Burbank, California, USA – January 9, 2024: Nestled in the heart of the studio, the 513 seat Steven … More
The password is “separate.” Warner Bros. Discovery’s formal announcement of its anticipated separation into two distinct media companies follows the industry’s latest M&A trend. WBD joins Comcast and Lionsgate – and Fox of several years ago – in spinning off cable networks that still throw off cash but represent a spectacularly successful media past rather than a foundation for the future.
As to the specifics of the WBD plan, the company’s separation very definitively undoes the merger of the legacy Discovery Communications and Warner Media that closed only three years ago, which of course followed in the footsteps of AT&T purchase of Warner Media which only closed in 2018. There will be two new companies, one now referred to as Streaming & Studios, consisting of the Warner Bros. studio and library, HBO Max, and HBO, the only remaining legacy cable network in its stable. That company will be led by current WBD CEO David Zaslav.
The second company is for now named Global Networks, to be headed by current WBD CFO Gunnar Wiedenfels. This company will look much like the old Discovery paired with the old Turner Networks, consisting of Discovery Channel, CNN, TNT, Food Network, and a host of others. This entity – unlike Comcast’s Versant spin-off – will assume a great deal of the debt inherited from the purchase of Warner Media by Discovery, adding more challenging fuel to its fire.
The legendary stage actor Edmund Kean supposedly said on his death bed: “Dying is easy; comedy is hard.” So too, is separation easy. The hard part is to successfully shape what comes next. Where should we be looking?
What’s the track record on media industry separations?
Every deal has its own rationale and its own narrative that follows separation – you can’t say the act itself guarantees any particular outcome. For Time Warner, it was certainly smart to spin-off both its Time Warner Cable and Time Inc. publishing businesses, but the outcomes for the separated entities diverged wildly. The cable systems eventually landed successfully in the arms of Charter Communications, while life for the stable of iconic Time Inc. magazines has been anything but stable, from the end of Entertainment Weekly to the demise of Sports Illustrated in all but name only.

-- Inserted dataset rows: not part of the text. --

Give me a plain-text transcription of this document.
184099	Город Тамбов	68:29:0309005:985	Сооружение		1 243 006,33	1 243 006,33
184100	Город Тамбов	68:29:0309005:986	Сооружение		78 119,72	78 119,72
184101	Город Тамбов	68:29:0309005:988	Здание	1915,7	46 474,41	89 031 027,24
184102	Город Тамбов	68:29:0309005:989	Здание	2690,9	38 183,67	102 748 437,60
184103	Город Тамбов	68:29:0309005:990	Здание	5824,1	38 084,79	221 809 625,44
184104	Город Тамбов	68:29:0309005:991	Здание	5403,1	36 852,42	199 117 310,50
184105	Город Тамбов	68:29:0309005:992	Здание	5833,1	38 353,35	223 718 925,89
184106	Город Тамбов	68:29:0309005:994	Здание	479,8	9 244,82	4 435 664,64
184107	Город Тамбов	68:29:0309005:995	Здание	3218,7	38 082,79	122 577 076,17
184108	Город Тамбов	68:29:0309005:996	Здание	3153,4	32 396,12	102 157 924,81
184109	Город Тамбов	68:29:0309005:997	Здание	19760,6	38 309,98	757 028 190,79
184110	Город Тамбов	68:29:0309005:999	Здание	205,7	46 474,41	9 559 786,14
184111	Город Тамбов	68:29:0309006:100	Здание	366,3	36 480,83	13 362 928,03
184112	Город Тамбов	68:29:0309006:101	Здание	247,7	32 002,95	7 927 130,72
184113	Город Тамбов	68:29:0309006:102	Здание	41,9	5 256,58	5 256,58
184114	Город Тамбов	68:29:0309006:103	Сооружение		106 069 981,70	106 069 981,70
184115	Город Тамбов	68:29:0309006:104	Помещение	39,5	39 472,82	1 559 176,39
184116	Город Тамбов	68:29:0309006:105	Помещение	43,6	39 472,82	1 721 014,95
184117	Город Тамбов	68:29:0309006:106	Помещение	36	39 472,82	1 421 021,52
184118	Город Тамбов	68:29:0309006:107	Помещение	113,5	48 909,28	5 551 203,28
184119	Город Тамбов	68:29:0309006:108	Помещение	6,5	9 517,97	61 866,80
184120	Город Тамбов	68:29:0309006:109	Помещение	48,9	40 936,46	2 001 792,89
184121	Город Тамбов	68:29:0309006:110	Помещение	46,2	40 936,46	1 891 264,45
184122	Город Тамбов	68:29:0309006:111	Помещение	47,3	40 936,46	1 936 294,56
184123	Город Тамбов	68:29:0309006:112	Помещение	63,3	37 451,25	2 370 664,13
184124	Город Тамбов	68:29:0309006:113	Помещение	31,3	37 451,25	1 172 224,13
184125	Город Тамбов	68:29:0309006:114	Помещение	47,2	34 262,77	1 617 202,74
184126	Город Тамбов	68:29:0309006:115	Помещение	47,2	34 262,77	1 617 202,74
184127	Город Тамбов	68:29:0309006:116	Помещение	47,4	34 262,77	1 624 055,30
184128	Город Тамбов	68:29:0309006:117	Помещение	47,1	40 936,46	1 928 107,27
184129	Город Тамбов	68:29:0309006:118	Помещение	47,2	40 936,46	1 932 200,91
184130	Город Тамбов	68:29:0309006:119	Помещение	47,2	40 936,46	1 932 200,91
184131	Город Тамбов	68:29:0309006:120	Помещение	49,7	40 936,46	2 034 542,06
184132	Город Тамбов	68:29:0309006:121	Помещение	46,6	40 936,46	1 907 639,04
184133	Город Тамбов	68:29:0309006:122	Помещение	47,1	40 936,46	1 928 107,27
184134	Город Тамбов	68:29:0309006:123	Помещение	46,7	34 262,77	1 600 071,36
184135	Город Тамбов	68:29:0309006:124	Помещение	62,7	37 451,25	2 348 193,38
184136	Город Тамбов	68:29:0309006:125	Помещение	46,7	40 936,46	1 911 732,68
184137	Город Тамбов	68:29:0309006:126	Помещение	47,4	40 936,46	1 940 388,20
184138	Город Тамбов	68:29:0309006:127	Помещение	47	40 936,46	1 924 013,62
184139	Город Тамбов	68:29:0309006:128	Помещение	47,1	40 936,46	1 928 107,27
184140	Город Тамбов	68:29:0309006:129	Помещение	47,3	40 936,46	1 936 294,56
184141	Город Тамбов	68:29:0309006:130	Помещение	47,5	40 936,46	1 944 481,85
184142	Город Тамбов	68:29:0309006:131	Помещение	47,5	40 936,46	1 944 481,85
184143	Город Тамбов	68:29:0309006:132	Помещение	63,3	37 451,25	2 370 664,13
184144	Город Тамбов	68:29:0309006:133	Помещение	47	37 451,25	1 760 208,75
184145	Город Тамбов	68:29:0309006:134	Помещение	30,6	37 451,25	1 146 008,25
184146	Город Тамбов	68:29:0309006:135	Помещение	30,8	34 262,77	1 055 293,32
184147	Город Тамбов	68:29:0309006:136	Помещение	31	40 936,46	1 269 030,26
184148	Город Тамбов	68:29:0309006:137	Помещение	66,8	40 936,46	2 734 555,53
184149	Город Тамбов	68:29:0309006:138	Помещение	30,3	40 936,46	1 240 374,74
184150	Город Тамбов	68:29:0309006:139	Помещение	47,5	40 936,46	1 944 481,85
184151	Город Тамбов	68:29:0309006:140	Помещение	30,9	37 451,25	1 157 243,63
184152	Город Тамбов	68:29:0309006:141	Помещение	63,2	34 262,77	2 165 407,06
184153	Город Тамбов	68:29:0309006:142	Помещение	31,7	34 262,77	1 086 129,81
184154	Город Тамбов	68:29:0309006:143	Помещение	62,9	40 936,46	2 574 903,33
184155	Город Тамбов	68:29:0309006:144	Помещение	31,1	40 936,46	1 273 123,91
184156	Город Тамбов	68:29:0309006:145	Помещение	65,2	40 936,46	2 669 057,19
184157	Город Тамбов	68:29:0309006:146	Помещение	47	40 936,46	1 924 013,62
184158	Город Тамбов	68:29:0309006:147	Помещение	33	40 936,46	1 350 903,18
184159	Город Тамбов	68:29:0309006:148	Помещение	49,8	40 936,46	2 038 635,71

Viacom and CBS tried the merger, separation and then re-merger (as Paramount Global) route, only to end up now in the purgatory of deal hell with Skydance Media’s proposed acquisition of Paramount. There isn’t much of anything positive to point to in this whole saga.
What early steps will we see from the two new Warner Bros. Discovery companies?
For the Streaming & Studio business, what’s left for consolidating? Lionsgate post-Starz spin-off would be the most obvious choice, without the weight of cable networks on both sides and with a host of still-viable Lionsgate franchises including John Wick, The Hunger Games and Saw. This could be a mini-Disney move for the always-deal focused Zaslav. And as to streaming, the move back to the HBO Max brand might end up complicating a quick move to consolidate with other streaming services such as Peacock and Paramount Plus.
On the Global Networks side, besides the inevitable continuation of cost-cutting, I’m very curious to see where they go with sports. The separation announcement itself called out “TNT Sports in the U.S.” among only three listed cable brands (with CNN and Discovery). After losing the NBA rights under its new media agreement, TNT has seemed hell-bent to acquire more sports rights including Roland Garros tennis and the new Club World Cup in soccer. But getting significantly bigger in sports will be extremely expensive, battling both legacy media companies and Big Tech. The new Versant, led by long-time sports media executive Mark Lazarus, has made clear its own intent to double down on sports. And of course, Disney is about to launch its standalone ESPN as sports media competition rages.
Where do the legacy media competitors go?
There was a strange meta-moment this past weekend as CNN, the most prototypical name in cable news, broadcast a live Broadway production of Good Night and Good Luck, the George Clooney vehicle about the legendary newscaster Edward R. Murrow from the “Tiffany” broadcaster CBS News. But are there two more troubled brands in the world of news today than CNN and CBS News?
Paramount Global, CBS’s owner, is battling for its corporate life. CBS News is weighing accommodations to the Trump Administration that have already leveled its management and might yet threaten the future of 60 Minutes. CNN’s troubles have been under the microscope at least since the WBD takeover, and its digitally centered future is an uncertain one at best. Might there be some partnering in the future for these entities?
Among the new Global Networks and its competitors, will there finally be the sunsetting of secondary and tertiary cable network brands? How long can networks such as Paramount’s VH1, Disney XD and a host of Global Networks remain 24X7 cable networks as opposed to shifting investment to digital platforms? Decisions like these, far more than corporate separations, will really determine the future direction of these companies and their brands.